Ink jet nozzles having fine capillaries become encrusted with external build-up of dried ink and debris while also becoming occluded internally by thickened or dried ink, impurities or other obstructions larger than the capillary openings. Previous attempts to clean and refurbish such nozzles typically focus on removing the external encrustation, apply a mechanical probe to the extremely narrow (≃10 microns) capillary, or completely submerge or engulf the nozzle tip in a cleaning system, often with inadequate result. That is, the capillary is not completely opened, it is damaged, or the process is simply more trouble than the value of a new replacement nozzle.
The method and apparatus according to the present invention provides a precisely controlled irrigating stream of liquid into the tip of the occluded ink jet nozzle capillary, the stream being selectively adjusted while observing the occluding debris and while selectively applying pressure to ink supply side of the occluded nozzle capillary.

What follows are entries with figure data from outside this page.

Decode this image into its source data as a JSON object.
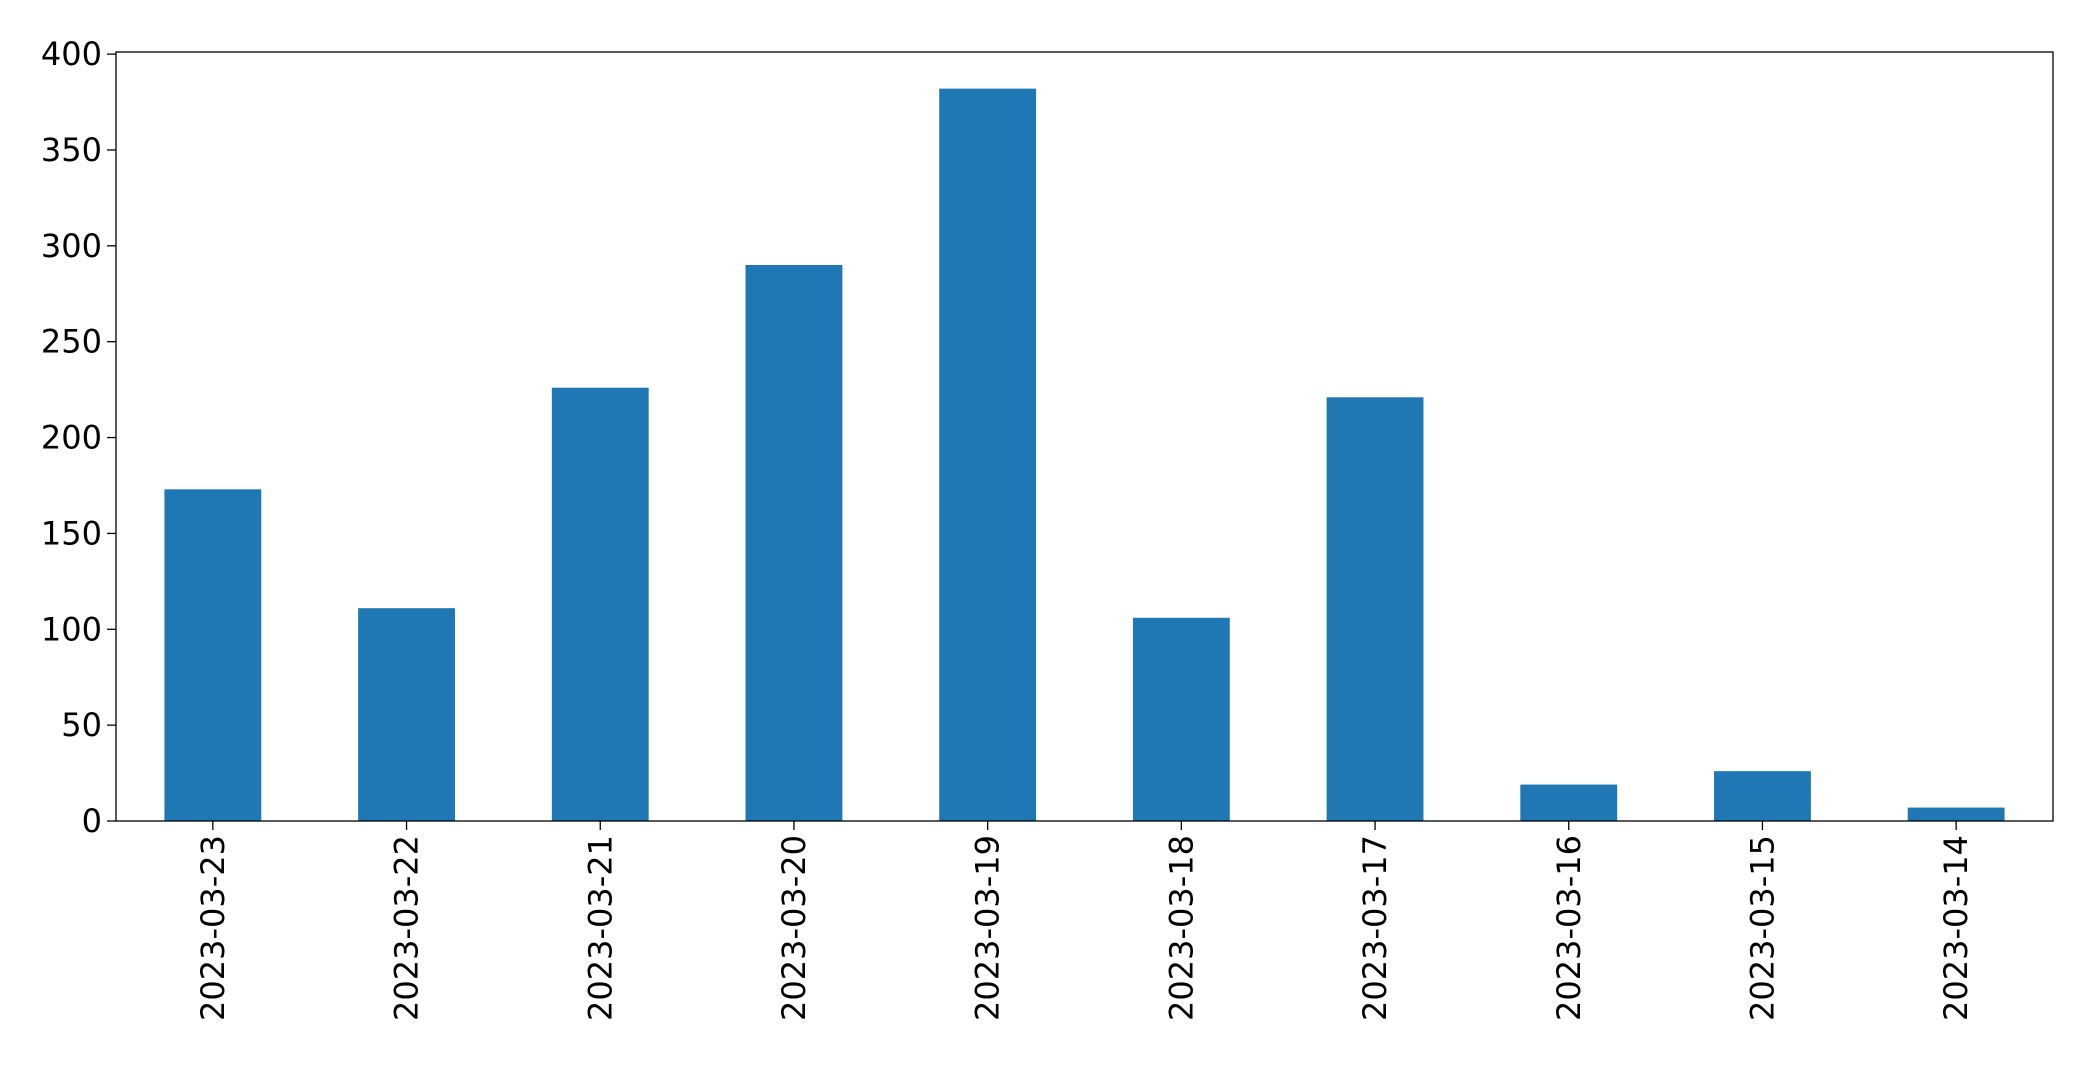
{
  "chart_data": {
    "type": "bar",
    "categories": [
      "2023-03-23",
      "2023-03-22",
      "2023-03-21",
      "2023-03-20",
      "2023-03-19",
      "2023-03-18",
      "2023-03-17",
      "2023-03-16",
      "2023-03-15",
      "2023-03-14"
    ],
    "values": [
      173,
      111,
      226,
      290,
      382,
      106,
      221,
      19,
      26,
      7
    ],
    "color": "#1f77b4",
    "ylim": [
      0,
      401.1
    ],
    "yticks": [
      0,
      50,
      100,
      150,
      200,
      250,
      300,
      350,
      400
    ],
    "grid": false
  }
}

The present invention also includes a cleaning jig which provides the precise control of the application of the fluid to the nozzle tip and observation thereof. Typically, the entire of the nozzle assembly (capillary and housing) to be cleaned is removed from the printer and directly mounted in the jig and receives a directed irrigating jet of cleaning fluid from a similarly configured nozzle closely spaced to and confronting the nozzle to be cleaned.

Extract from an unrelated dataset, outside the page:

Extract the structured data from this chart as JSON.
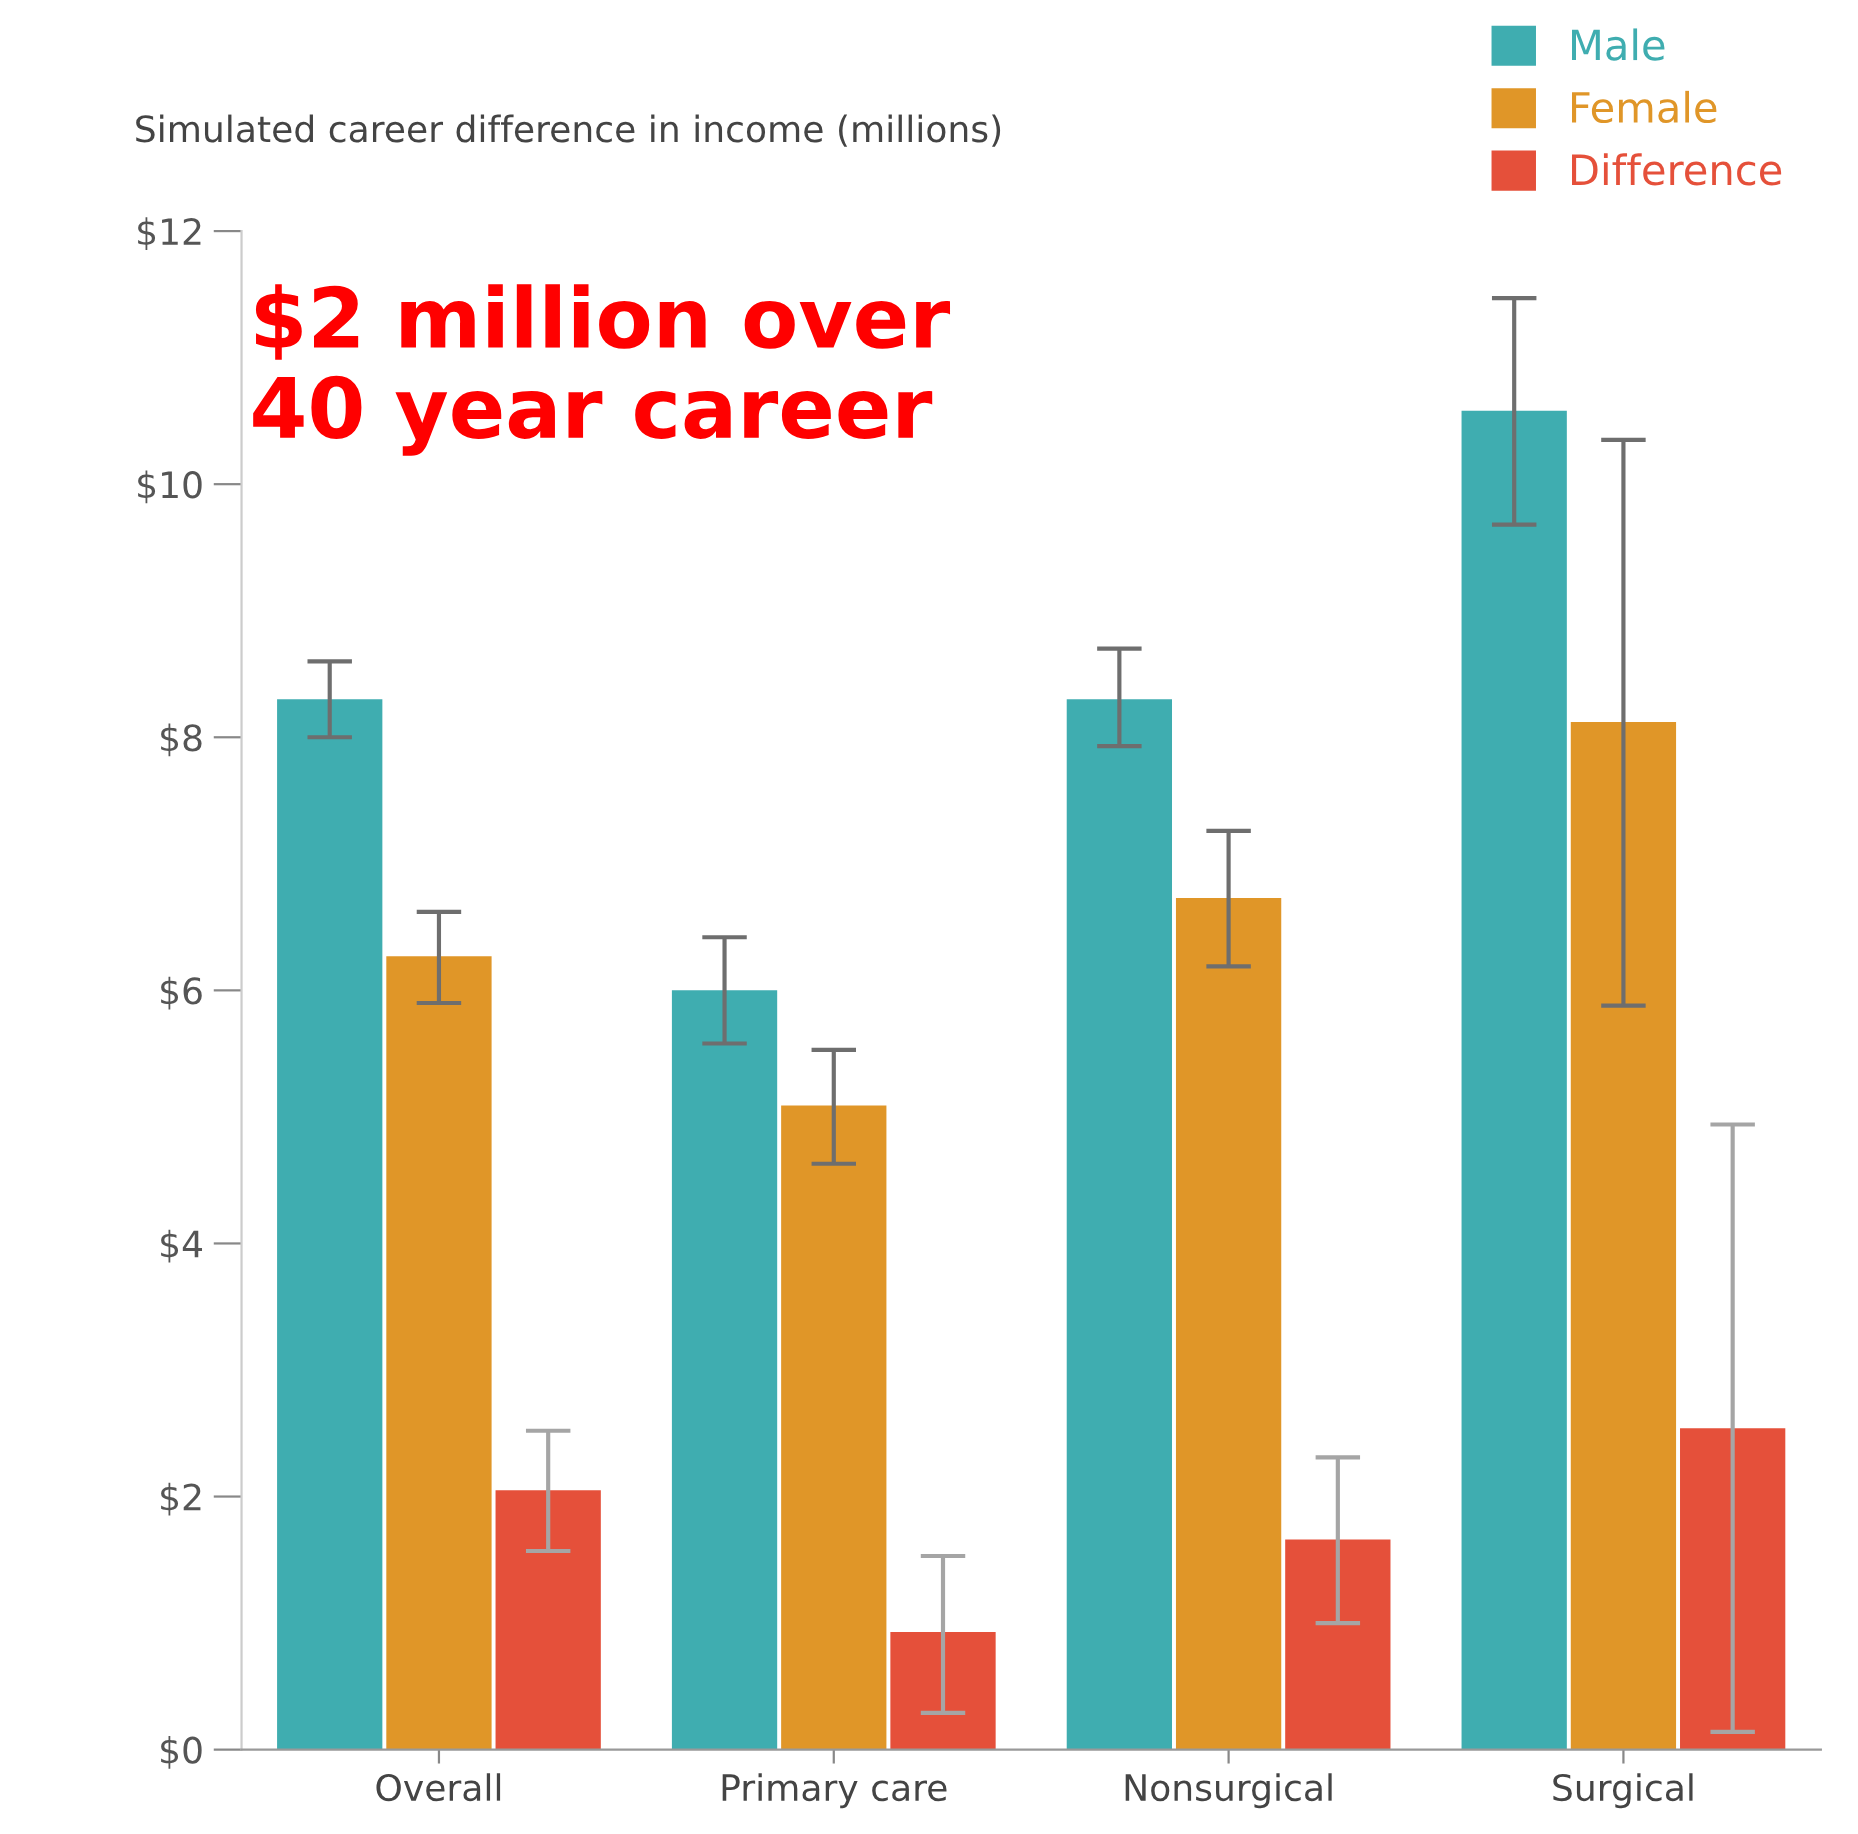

The pressure of the applied fluid as well as pressure applied to the ink supply tube of the nozzle to be cleaned is set a predetermined level and selectively varied in combination with varying the direction of the irrigating fluid flow to dislodge the obstructing debris away from the fine opening of the ink jet nozzle tip. The variation in fluid flow direction and variations in pressure is continued to cause the dislodged debris to break up into small pieces and be expelled through the nozzle tip.